Chapter 38 - Speed

73 11 0
                                    

Abby

A little ways into the city, we passed through a long, rounded tunnel. "This is the largest tunnel we've found so far that's rounded like this."

"What's it for?" he said.

I shrugged. "I like to think they were just being creative. But I get the idea they used it to move large objects through to the...well, I can't tell you that."

He smirked. "Why's that?"

"Because I have to show you."

"Okay..." He looked around, a little confused. "...if they were moving large objects through it, wouldn't the tunnels around it be a bottleneck?"

"Yeah, but we don't know what they had up above this tunnel before the flood. Maybe a hole they lowered things down through. The flood changed the landscape above. Covered it all in sediment layers. The current holes in the ceilings have to be post-flood." I looked at him with excited eyes. "It's two miles long." I smiled slyly. "I'll race you."

He returned the smile. "You're on."

I took off, hoping to get a head start on him.

"Hey!" He was quick to engage his powers. Quicker than me.

A moment later, he passed me going a good 50 mph faster than me. Then again, his legs were longer than mine. I shouldn't have expected to win.

Ian shot out the end, then skidded to a stop, kicking up dust in a massive, open cavern with large columns supporting a domed ceiling at least two-, maybe three-, football-fields high. The Three Chasms lay beneath the dome, just to our left, dropping hundreds of feet into an underground river. Just up ahead lay the center piece of the Old City.

The Dragon Castle.

A gaping hole in the ceiling bathed its walls in brilliant hues of blue-white moonlight. But nothing stood out quite like the giant dragon skull in place of its portcullis. Well-placed fiber-optic cables, along with spotlights gave illumination in all the right places making it a grand display.

Ian's face was priceless as he took in the skull, the river-moat that surrounded the castle walls, and the towering multi-spire keep within. "Oh, wow. Is that a..." Ian cocked his head. "...dragon skull?"

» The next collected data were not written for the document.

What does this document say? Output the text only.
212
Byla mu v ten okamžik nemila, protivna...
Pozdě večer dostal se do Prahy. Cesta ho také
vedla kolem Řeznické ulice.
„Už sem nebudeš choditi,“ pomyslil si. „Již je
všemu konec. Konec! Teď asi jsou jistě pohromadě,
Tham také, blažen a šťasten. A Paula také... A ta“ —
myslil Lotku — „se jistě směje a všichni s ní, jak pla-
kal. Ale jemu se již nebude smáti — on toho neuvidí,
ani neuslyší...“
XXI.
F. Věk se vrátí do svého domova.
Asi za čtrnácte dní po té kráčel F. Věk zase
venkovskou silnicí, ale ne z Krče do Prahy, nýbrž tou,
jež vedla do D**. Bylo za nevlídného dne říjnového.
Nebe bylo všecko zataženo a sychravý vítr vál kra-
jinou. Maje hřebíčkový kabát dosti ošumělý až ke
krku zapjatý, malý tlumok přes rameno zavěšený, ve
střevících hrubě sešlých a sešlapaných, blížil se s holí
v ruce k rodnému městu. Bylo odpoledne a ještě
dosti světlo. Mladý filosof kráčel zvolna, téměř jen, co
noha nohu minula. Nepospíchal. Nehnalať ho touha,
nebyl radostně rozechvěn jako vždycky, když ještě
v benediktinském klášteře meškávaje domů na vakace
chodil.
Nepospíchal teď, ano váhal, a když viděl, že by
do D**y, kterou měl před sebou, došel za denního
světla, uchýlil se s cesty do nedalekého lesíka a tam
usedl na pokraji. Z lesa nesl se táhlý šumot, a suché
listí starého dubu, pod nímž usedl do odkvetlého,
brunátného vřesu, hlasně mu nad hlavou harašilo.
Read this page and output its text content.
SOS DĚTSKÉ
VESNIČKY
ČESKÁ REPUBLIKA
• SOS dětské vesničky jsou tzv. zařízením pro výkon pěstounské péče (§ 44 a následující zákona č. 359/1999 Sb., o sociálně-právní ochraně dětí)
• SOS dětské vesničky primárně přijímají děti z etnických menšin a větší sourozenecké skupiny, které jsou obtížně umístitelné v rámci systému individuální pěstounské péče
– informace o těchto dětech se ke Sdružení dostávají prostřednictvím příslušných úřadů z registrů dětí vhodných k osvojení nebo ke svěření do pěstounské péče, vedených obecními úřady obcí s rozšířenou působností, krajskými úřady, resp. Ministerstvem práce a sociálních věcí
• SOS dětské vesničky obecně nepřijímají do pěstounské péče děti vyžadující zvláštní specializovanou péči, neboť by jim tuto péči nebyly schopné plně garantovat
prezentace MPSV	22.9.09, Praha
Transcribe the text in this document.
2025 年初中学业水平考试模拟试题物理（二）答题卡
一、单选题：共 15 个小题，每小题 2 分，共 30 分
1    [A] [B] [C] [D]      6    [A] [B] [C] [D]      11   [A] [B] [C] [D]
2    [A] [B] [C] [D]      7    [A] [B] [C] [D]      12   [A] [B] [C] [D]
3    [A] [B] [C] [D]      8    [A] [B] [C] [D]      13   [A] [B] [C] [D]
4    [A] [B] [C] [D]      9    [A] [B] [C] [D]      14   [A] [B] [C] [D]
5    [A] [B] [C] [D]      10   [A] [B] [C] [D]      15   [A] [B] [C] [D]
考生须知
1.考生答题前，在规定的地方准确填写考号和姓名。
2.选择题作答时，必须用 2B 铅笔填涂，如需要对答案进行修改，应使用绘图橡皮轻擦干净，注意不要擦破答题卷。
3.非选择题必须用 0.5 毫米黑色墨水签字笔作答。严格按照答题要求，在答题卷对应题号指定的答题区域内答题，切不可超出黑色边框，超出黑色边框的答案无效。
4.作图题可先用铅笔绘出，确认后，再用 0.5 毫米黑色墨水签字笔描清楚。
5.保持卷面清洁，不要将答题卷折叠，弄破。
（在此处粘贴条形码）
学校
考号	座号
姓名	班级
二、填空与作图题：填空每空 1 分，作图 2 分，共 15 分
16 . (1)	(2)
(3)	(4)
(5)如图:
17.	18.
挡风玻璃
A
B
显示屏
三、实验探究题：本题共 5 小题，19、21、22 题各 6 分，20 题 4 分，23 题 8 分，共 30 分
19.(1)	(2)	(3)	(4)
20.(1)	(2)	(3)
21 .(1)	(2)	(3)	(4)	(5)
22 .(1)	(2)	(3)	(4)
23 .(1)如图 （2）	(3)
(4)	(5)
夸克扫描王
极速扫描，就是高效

I smiled and nodded. "It's more interesting inside." We swung wide around the Three Chasms to our left, covering the distance to the enormous castle's entrance after several minutes. As we approached the dragon skull, my lip twisted at the edge. "Watch this."

I pushed a large bone lever sticking out of the ground. The clinking of gears sounded off inside the castle walls and the mouth of the dragon skull opened, its menacing teeth welcoming us into its belly.

"It looks...real."

I nodded, rubbing my hand across a tooth as we passed by it.

"How is this even possible? Dragons are a myth." Ian looked all around the inside of the skull, the pallet of its mouth arching above us.

I shrugged. "There are different theories out there. Some believe there were a few dinosaurs—not the huge ones—still around until a few hundred years ago that people called dragons. But humans killed off the last of them around the 1500s and they became a myth since they weren't seen anymore. Two-hundred years later, giant fossils were found and the word dinosaur was created. Not long ago, paleontologists found a tyrannosaurus fossil still containing some intact cells and blood vessels. Some have a hard time believing cells could last for sixty-five million years. That caused a big stink among researchers for a while." My eyes got big. "Oh, fun fact—did you know every known dinosaur is engraved on the walls of Babylon?"